Baisse d’impôts contre justice fiscale et climatique
L’objectif du gouvernement est de financer la baisse des impôts par une diminution des dépenses.
dans l’hebdo N° 1550 Acheter ce numéro
La principale conclusion tirée par Édouard Philippe du « grand débat » est que la préoccupation majeure des Français·e·s est le niveau excessif des impôts. Selon le Premier ministre, la société serait paralysée par des prélèvements obligatoires exorbitants. L’objectif prioritaire du gouvernement doit donc être de baisser les impôts. C’est là une interprétation pour le moins biaisée ! En réalité, les multiples débats « off », non contrôlés par le pouvoir politique, ont d’abord mis en avant la justice fiscale, c’est-à-dire la répartition inégalitaire des impôts, et non leur niveau excessif. La position de Macron et Philippe est sous-tendue par une vision idéologique (néolibérale) selon laquelle l’impôt et les cotisations sociales sont d’abord une charge pour les entreprises et les particuliers qui – en tant que telle – doit être réduite au maximum (c’est l’optimisation fiscale). Selon cette vision, la baisse de l’impôt amène une augmentation des revenus et des profits qui stimulera l’investissement et l’emploi. Cette vision est contredite par les faits, comme le montre le crédit d’impôt pour la compétitivité et l’emploi (CICE), instauré sous le quinquennat Hollande. Pérennisé par Macron, le CICE représente une baisse des charges fiscales et sociales des entreprises de 42 milliards d’euros en 2019, qui augmente d’autant le déficit public. Selon les rapports du comité d’experts chargé d’évaluer le CICE, ce cadeau a pour effet d’augmenter leurs profits, mais n’a pas d’impact significatif sur l’investissement, les exportations et l’emploi.
Si l’on en croit les premières annonces fuitées (1), les baisses d’impôts préparées par le gouvernement n’auront pas d’impact important sur les inégalités fiscales.

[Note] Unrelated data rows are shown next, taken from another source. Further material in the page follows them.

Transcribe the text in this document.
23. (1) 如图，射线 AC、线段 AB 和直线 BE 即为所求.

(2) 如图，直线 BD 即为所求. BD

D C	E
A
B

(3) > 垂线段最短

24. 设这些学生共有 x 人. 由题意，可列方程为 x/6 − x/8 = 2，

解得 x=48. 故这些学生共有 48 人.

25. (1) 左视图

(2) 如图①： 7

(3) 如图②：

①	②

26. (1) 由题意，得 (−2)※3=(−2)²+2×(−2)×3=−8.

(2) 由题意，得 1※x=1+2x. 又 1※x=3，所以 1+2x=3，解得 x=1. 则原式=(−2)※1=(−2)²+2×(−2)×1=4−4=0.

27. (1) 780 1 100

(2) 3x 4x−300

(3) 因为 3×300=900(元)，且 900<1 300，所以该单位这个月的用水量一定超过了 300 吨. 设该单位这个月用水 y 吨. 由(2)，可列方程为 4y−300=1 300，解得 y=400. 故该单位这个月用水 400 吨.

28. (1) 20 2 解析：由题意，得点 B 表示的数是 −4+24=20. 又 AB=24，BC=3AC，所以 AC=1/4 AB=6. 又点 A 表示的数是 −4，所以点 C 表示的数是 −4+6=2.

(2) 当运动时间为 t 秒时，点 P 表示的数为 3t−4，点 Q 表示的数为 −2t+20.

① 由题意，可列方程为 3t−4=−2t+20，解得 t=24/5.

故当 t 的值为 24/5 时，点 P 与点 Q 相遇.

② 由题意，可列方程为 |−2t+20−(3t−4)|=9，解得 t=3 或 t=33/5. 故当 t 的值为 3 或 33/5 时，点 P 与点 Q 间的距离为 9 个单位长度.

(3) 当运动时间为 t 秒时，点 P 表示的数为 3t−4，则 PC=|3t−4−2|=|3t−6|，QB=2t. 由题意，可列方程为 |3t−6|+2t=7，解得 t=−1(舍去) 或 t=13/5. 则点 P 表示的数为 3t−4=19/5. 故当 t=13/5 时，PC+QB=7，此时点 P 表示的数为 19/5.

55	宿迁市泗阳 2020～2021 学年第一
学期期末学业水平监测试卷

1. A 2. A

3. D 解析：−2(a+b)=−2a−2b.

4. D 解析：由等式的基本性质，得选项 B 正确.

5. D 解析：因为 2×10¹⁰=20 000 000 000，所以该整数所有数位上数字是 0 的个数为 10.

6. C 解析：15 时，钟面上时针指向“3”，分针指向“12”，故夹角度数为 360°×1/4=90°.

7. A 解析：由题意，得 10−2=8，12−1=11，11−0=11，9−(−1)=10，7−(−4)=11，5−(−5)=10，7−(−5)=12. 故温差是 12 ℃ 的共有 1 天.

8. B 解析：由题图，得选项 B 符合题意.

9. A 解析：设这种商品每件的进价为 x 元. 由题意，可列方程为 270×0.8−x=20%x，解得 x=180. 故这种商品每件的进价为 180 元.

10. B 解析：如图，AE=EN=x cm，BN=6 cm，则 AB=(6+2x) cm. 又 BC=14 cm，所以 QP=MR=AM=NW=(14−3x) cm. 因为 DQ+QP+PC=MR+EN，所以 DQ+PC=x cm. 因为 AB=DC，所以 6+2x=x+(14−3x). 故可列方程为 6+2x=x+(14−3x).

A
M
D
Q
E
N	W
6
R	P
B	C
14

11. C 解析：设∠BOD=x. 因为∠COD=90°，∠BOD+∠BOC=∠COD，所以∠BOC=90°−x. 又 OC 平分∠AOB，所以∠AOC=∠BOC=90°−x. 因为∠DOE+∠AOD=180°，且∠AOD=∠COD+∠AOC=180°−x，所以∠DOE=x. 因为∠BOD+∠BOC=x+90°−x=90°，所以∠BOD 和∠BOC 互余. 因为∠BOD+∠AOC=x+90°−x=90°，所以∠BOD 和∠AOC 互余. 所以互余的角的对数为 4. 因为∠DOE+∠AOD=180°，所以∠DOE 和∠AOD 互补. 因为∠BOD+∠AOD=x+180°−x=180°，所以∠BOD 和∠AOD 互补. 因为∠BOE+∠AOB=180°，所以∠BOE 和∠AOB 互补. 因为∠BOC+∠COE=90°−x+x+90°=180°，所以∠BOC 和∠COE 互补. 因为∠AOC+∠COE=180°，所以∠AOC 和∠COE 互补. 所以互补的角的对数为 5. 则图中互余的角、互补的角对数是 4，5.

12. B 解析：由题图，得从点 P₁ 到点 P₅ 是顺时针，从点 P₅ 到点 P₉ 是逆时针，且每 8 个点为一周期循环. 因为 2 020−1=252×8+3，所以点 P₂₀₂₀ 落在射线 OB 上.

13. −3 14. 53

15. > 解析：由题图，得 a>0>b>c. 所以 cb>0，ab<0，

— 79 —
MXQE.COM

L’ISF ne sera pas rétabli, la flat tax sera maintenue. La mesure phare concernera l’impôt sur le revenu (IR), avec la création de deux nouvelles tranches à l’entrée pour les revenus moyens. L’effet redistributif sera faible, car l’IR n’est payé que par 43 % des ménages, et aucune tranche supérieure nouvelle n’est créée sur les hauts revenus.
En réalité, l’objectif du gouvernement est de financer la baisse des impôts par une diminution des dépenses publiques. Ce qui viendra en contradiction avec une revendication des gilets jaunes : le développement des services publics de proximité. La parade qui sera annoncée est un moratoire sur les fermetures d’écoles et d’hôpitaux d’ici à la fin du quinquennat. Mais, « en même temps », le gouvernement maintient son objectif de suppression de 120 000 postes de fonctionnaires d’ici à 2022. La dégradation des services publics va donc se poursuivre.
Apparemment, le Président ne proposera aucune avancée majeure pour la transition énergétique et la lutte contre le réchauffement climatique. Sous la pression des lobbys de l’énergie pour maintenir le recours aux énergies fossiles et nucléaire, et de la Commission européenne pour limiter les dépenses et les déficits publics, Jupiter n’a pas le courage politique de rompre avec sa politique inefficace des petits pas, au détriment de la justice sociale et climatique.
(1) Au moment où cette chronique est écrite, les mesures n’ont pas encore été présentées.